Aligning on Business Goals

Next, I conducted a study with company stakeholders to determine the top business goals for the website. The study was adapted from The Stranger’s Long Neck methodology by Gerry McGovern.

The top goals of the website, from business stakeholder’s perspectives, were to:

  • Enable users to find information about a McKesson B2B product
  • Enable users to place orders through a buying portal
  • Enable users to contact sales or customer support
Stranger's Long Neck Data

Research Summary

Based on both the user and business inputs, I established the following as the top user tasks on the home page:

  1. Login (customers)
  2. Research Products (everyone)
  3. Learn About McKesson (prospects, job-seekers, etc…)
  4. Contact Us (customers, prospects)

Using these four foundational user tasks, I mapped content that would display to the different site audiences.

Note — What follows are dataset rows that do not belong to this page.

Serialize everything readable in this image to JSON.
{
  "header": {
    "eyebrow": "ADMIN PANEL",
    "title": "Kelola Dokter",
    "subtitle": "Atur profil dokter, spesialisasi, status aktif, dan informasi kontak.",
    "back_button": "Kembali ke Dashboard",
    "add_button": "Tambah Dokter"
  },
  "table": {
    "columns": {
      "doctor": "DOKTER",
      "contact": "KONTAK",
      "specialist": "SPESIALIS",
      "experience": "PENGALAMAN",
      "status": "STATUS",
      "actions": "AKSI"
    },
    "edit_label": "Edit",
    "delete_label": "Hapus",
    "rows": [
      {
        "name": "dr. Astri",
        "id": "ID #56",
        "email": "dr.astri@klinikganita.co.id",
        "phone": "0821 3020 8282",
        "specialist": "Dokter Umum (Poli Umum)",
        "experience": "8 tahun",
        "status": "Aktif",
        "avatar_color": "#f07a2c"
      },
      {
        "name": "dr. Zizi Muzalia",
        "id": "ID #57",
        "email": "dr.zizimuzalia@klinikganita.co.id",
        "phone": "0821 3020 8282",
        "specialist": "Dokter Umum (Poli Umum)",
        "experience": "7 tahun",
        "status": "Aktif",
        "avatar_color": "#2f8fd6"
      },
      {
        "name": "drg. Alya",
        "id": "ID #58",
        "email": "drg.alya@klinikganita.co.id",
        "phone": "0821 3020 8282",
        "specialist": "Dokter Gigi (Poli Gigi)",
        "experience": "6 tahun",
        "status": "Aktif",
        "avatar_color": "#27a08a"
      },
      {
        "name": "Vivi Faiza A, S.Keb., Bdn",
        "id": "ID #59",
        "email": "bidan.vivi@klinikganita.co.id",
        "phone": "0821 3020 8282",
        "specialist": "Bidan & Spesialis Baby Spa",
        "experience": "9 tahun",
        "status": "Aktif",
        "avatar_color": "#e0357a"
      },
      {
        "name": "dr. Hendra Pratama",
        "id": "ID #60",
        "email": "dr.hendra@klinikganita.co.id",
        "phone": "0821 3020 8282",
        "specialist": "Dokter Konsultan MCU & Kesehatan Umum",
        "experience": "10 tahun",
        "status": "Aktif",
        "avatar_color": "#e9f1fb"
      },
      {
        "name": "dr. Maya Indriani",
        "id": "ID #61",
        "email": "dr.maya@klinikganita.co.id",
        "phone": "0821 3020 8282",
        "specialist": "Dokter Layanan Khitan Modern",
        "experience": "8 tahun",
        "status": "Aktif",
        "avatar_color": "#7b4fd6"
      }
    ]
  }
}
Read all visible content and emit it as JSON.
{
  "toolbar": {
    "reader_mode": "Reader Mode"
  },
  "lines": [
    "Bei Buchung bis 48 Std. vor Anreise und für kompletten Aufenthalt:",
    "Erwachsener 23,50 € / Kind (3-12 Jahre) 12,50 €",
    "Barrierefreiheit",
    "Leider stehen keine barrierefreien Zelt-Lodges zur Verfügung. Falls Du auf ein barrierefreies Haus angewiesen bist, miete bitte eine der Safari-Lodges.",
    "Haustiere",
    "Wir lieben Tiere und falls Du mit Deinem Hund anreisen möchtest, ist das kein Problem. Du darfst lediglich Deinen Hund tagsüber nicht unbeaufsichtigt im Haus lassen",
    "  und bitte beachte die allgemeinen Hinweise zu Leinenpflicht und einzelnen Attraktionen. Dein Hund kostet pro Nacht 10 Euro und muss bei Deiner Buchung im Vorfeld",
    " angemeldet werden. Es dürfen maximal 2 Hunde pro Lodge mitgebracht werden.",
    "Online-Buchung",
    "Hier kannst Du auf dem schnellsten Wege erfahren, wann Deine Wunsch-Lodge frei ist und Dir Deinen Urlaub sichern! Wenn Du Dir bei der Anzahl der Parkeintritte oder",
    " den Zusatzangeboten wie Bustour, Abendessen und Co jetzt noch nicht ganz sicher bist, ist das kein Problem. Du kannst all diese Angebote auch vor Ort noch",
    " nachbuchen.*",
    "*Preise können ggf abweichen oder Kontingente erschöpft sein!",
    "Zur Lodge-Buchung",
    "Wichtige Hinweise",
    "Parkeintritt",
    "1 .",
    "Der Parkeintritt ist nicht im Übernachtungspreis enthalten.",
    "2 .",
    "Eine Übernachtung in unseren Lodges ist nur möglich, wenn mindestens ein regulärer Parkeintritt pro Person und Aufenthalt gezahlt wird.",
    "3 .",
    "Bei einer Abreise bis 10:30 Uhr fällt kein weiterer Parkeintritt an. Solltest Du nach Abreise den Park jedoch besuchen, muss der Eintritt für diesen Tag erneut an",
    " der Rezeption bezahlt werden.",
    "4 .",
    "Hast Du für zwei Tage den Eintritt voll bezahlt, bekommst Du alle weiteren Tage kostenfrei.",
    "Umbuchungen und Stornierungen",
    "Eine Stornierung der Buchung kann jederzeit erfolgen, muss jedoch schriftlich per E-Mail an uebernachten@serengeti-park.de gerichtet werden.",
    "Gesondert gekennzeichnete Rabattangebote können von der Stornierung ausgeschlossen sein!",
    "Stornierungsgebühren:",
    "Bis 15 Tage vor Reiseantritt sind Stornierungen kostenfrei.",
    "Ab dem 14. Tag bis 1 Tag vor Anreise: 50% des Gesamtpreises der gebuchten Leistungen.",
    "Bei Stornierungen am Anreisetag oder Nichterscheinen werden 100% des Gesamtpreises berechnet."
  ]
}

Decision Tree of the Initial Personalized Experiences

  • I used login cookies to identify customers of our largest ecommerce portals (“Connect” and “SupplyManager”) and displayed the appropriate login functionality and product promos. Where appropriate, I targeted content to sub-segments of those particular portals (ie. family doctors vs. oncology centers vs. home care centers, etc…) With about $90B in annual revenue, these customers were McKesson’s most important segment.
  • Using Demandbase IP identification services, I customized experiences targeted to high value prospects, competitors, and internal employees
  • I ran A/B tests on some of the segments to find the optimal content and visual presentation
  • By the time I left McKesson, I had expanded the program to include additional McKesson customer portals, individual  companies (via our Account Based Marketing campaigns), and site visitors who had shown an interest in specific product types (behavioral targeting), for a total of 21 different personalized experiences.
Personalized Experiences Tree

Samples of the Final Experiences

McKesson Personalization SupplyManager1

SupplyManager Customer – Oncology and Surgical Centers Segments

McKesson Personalization SupplyManager1

SupplyManager Customer – Home Health Segment

McKesson Personalization Health Systems

Health Systems Segment

McKesson Personalization Anonymous Visitor

Anonymous Visitor

Results

This project transformed the homepage hero area from a branded video with no measurable user engagement to the most highly-engaged area of the site. Click-through rates, logins, transactions, and leads from the personalized experiences all grew steadily over the my time managing the program. Transactions and revenue for SupplyManager (the most popular McKesson ecommerce portal) through the personalized login experience more than tripled since the program’s inception. This showed that the personalized experiences were becoming more useful and habitual to customers over time.

By January 2018, this area had achieved the following engagement:

  • Click through rate for “SupplyManager” customers (logins): 61%
  • Click through rate for “Connect” customers (logins): 30%
  • Monthly product page views: 9,325
  • Monthly leads: 91
McKesson Personalization SupplyManager Growth
McKesson Supply Manager A/B Test Results

The Value of Personalization: Personalized vs. Non-Personalized A/B Test

I ran an A/B test on the largest customer segment (“SupplyManager” customers) to determine the effects of a personalized vs. non-personalized experience.

For the primary success metric (clicks to product promotions), the personalized experience showed a 111% improvement over the non-personalized experience (more than double the engagement.) Confidence intervals reached 99.96%.